Das bischen schlechte Gewissen, welches Guenter wegen seiner Art der Leichenfledderei hatte, war damit total weggefegt und Guenter mailte mir begeisternd diese Nachricht. Jetzt wäre die Geschichte aber zu Ende. Ist sie aber noch nicht. Guenter plante im Frühjahr 1998 zu einem Konfirmationstreffen in seine deutsche Heimat zu fahren. Aus gesundheitlichen Gründen sagte er ab und ich wurde von Guenter gebeten, seinen ehemaligen Konfirmanden einen e-Mail-Brief von Ihm zu verlesen. Er war der Auffassung, das jemand persönlich ihn wenigstens für einige Minuten vertritt. Guenter ahnte, dass er nicht mehr lange zu leben hatte und diese Ahnung bestätigte sich. 3 Tage vor dem Klassentreffen starb Guenter. Als ich dann bei diesem Klassentreffen Guenters Brief verlas, flocht ich die Job-Story  Guenters mit ein und erwähnte, das es eigentlich ganz natürlich ist, das mit dem Tode ein Mensch wieder Platz für einen anderen Menschen schafft und wenn es "nur" für einen neuen Job ist. 
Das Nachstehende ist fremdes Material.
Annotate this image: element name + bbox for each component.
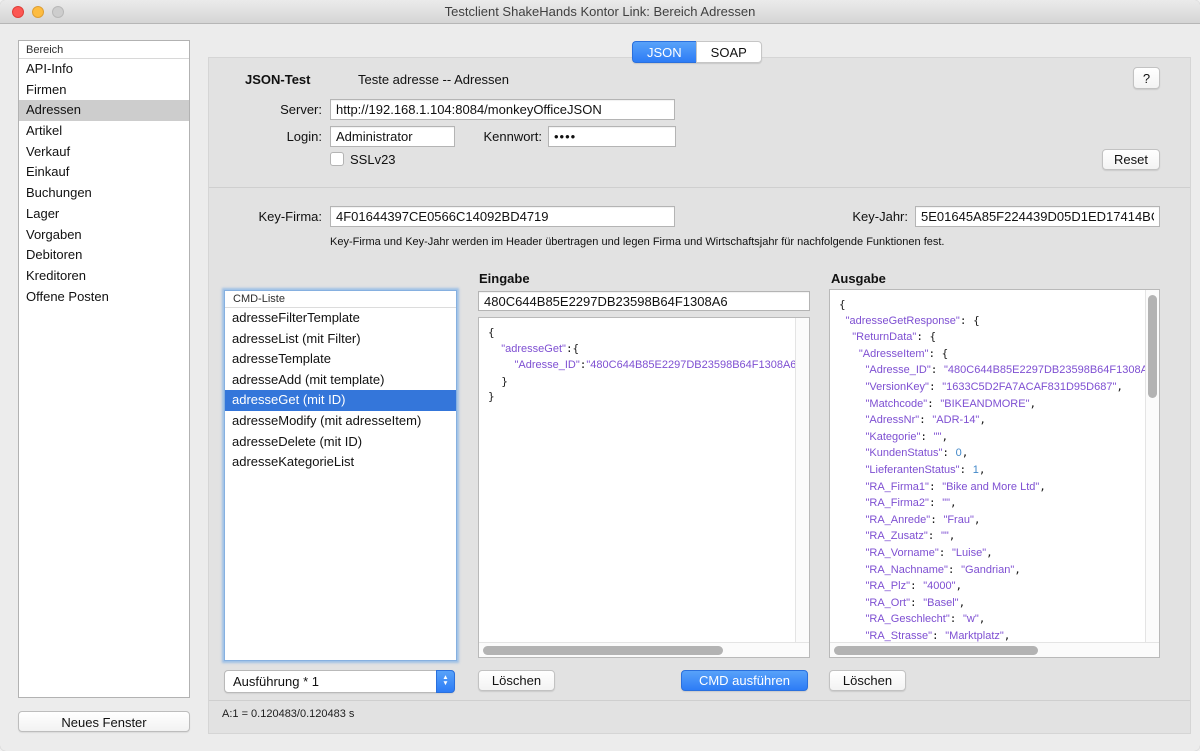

Die endgültige Pointe dieser Kette von Geschehnissen ist aber nun nicht, dass mein Freund die "Guenter Taubert Gedächtnismethode" anwandte - Er traute sich nicht und verkauft als studierter Designer jetzt Kachelöfen irgendwo in Hessen. Einige Wochen nach meiner Gedächtnisrede anlässlich des Konfirmandentreffens erhalte ich einen Anruf aus Meiningen: "Sie haben doch Guenters Methode wieder Arbeit zu finden erzählt - vielen Dank von meinem Enkel, was solls, der hat jetzt einen Job mit dieser seltsamen Methode ergattert." Nun wäre die Geschichte erzählt. Tut mir leid, sie ist immer noch nicht zu Ende. Anstatt Guenters Pensionshomepage veröffentliche ich einen Nachruf im Internet und schickte damals e-Mail`s an alle seine e-Mail Brieffreunde,von denen ich die Adresse hatte. Auf der Guenter Taubert - Gedächtnishomepage legte ich einen Link auf meine Homepage, auf der ich damals jammerte, dass ich nicht genug zu tun hatte. Aus Phoenix/Arizona bekomme ich danach eine e-Mail mit einem Jobangebot als Homeworker/Telearbeiter für eine kleine Telefongesellschaft in Phoenix/Arizona. 

Jetzt, zum Schluß ganz wie es sich gehört kommt die entgültige Pointe! Ich konnte dem User antworten "Sorry - den Job habe ich schon........leider kann ich im Moment nicht näher erklären, warum und wieso ich den Job schon habe!"